# Xx



## MoonLove

Xx


----------



## impatient1

My girls are 6 and 3 and a half, if they wake up really early they will play in their room before we head downstairs together for breakfast.


----------



## Eleanor ace

At 2 I would get up when your DD does so that your DS can go down too. Hopefully it won't be toooo long until you feel he can go down with his sister :)


----------



## lau86

My two have recently started going downstairs, they are 5.5 and 3. They just go downstairs to play, they know not to do anything else and haven't so far. I'm not sure I would trust a 2 yr old though
ETA the most they are downstairs for is 30-45 minutes


----------



## Vickie

impatient1 said:


> My girls are 6 and 3 and a half, if they wake up really early they will play in their room before we head downstairs together for breakfast.

This is what we do though my kids are older.
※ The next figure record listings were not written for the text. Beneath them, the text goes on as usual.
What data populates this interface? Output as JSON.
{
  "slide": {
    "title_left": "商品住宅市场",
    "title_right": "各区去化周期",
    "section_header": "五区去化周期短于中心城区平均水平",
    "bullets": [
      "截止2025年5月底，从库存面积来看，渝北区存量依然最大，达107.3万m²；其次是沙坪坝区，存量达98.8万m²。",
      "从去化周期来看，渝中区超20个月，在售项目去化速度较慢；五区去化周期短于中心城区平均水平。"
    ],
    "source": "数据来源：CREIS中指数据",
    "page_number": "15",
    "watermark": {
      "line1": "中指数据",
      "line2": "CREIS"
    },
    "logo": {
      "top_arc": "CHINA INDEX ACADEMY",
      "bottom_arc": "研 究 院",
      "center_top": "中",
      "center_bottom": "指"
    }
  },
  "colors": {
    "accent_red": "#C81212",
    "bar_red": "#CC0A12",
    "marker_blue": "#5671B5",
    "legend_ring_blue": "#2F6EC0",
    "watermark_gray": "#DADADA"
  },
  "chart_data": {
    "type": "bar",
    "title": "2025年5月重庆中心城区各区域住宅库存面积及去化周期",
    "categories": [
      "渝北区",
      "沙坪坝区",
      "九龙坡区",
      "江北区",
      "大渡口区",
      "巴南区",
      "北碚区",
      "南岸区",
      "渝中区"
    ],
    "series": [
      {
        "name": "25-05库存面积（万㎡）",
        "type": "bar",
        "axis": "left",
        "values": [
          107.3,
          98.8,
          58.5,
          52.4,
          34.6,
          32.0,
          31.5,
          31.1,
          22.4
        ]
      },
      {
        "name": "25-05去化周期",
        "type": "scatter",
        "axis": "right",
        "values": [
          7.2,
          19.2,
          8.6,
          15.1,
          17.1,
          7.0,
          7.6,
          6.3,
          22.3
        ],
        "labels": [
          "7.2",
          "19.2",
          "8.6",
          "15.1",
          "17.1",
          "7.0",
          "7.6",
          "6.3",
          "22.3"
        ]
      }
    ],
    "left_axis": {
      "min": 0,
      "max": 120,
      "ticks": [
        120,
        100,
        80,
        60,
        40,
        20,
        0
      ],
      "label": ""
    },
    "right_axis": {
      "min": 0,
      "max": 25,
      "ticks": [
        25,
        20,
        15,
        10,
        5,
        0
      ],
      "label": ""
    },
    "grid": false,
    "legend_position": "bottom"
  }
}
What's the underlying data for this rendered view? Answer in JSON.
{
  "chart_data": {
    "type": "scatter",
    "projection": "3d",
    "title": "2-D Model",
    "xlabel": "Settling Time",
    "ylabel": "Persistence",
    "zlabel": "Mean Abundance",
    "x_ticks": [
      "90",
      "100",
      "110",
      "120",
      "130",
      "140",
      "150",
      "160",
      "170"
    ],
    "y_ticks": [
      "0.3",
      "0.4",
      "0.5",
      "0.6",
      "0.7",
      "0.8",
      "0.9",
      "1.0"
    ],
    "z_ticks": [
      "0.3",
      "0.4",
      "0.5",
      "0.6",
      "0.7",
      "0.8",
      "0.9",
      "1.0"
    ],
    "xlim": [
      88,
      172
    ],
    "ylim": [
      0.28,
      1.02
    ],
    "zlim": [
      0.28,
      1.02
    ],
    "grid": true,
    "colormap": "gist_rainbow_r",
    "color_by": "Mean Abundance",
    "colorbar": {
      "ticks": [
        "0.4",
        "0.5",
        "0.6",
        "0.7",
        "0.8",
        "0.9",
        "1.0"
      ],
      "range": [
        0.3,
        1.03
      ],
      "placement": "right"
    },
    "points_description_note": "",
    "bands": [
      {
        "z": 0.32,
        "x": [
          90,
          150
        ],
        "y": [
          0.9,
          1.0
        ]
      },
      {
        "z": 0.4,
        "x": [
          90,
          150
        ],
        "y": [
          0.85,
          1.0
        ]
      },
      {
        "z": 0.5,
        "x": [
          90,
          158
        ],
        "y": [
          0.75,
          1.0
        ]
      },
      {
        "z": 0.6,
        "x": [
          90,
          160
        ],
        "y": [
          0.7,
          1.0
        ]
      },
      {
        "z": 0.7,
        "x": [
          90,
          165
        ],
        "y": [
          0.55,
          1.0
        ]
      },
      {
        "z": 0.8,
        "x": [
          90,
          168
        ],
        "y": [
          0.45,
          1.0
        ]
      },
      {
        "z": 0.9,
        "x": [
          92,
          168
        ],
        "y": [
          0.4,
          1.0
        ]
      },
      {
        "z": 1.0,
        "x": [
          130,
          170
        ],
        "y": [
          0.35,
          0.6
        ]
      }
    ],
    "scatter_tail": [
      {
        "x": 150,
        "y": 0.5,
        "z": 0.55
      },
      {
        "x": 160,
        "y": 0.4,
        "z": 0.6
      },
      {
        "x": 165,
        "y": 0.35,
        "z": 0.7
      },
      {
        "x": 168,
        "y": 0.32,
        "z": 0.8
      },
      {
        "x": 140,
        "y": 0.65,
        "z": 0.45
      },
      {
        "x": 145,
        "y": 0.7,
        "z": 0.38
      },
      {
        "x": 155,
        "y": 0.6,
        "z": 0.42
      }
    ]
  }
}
DD who is almost 9 doesn't like being alone :lol: so they just play in their room until we get up.


----------



## mum22ttc#3

Vickie said:


> impatient1 said:
> 
> 
> My girls are 6 and 3 and a half, if they wake up really early they will play in their room before we head downstairs together for breakfast.
> 
> This is what we do though my kids are older. DD who is almost 9 doesn't like being alone :lol: so they just play in their room until we get up.Click to expand...

Same as this :thumbup: I would let my 9 year old but she wouldn't want to in her own, my 6 year old and 3 year old aren't allowed downstairs on their own though, they stay in their bedroom until fed up then we all go down together :)


----------



## MindUtopia

I think you probably just have to be quite firm on setting boundaries and keeping him occupied upstairs. If your older daughter goes downstairs, I think that's fine and if you're happy with that, then I'd carry on letting her do that, but you'll probably have to set firmer limits with your 2 y/o. Ours is 4 and we've only just, probably since around the time she turned 4, allowed her to go downstairs without us on some mornings. She doesn't usually stay down there for long, usually like you say, to get a drink or to get a toy or sometimes she will sit and play for a bit before she comes back up. But at 2, definitely she was too young and I wouldn't be comfortable with a younger one doing that, just because the older one did. If you don't feel you can keep your 2 y/o contained in his room if she's going downstairs, I would bring him into yours. At that age, our daughter would either climb into bed with us and cuddle for an hour or even two before we all got up or she would come into our room and play with a few toys that were in there before we fully got up. That worked and we always knew were she was and what she was up to and no concerns she was sneaking off someone she shouldn't have been. Because of the age difference between them, you'll always been having different rules and expectations, so I think probably good to start laying the groundwork and being firm about it now. If it's too disruptive, maybe one of you gets up while the other sleeps and you switch off the other weekend day.


----------



## TwoGirlsAndMe

My girls are 6 and 4.5. My 6 year old wakes up between 6-7.30am and has been aloud downstairs on her own for a good while now. She normally just draws or goes on the ipad. When dd 2 wakes up we both go downstairs and start breakfast etc.x


----------



## Lara310809

We don't have stairs so there's no issue with them falling down, but we let our kids get up and watch tv etc in the mornings before we wake up. They are 7, 5 and 3 and they've been doing it for years. When they're toddlers they have the side on the cot still so they habebto wake us to get out anyway then we stay up, but now they're older, and our kids are pretty well behaved we let them go to the lounge themselves. Usually they're only up 30 mins before we are though


----------



## RaspberryK

If it's not a reasonable time to get up then mine have always had to stay in bed and hopefully get back to sleep. 
If it's the weekend and we don't have plans and only one is awake or if it's before 8, then the one who's awake will get in my bed and watch netflix on the Kindle. 
My son is almost 6 and I think he's well behaved but I wouldn't want to take the risk of something happening with me upstairs in bed and him downstairs. X


----------



## Wobbles

I wouldn't have let my daughter at age 6 go down the stairs alone let alone 2 *hide* ... we've only just started allowing that over the last year ish and they are 8 & 9 x


----------



## LoveCakes

My oldest is almost 3 and I don't see her being allowed downstairs alone for the foreseeable future. If she gets up before the baby she comes in to us and watches cartoons while we doze. When the baby gets up he's wide awake in 10 seconds so I bring him downstairs or we all go down together.


----------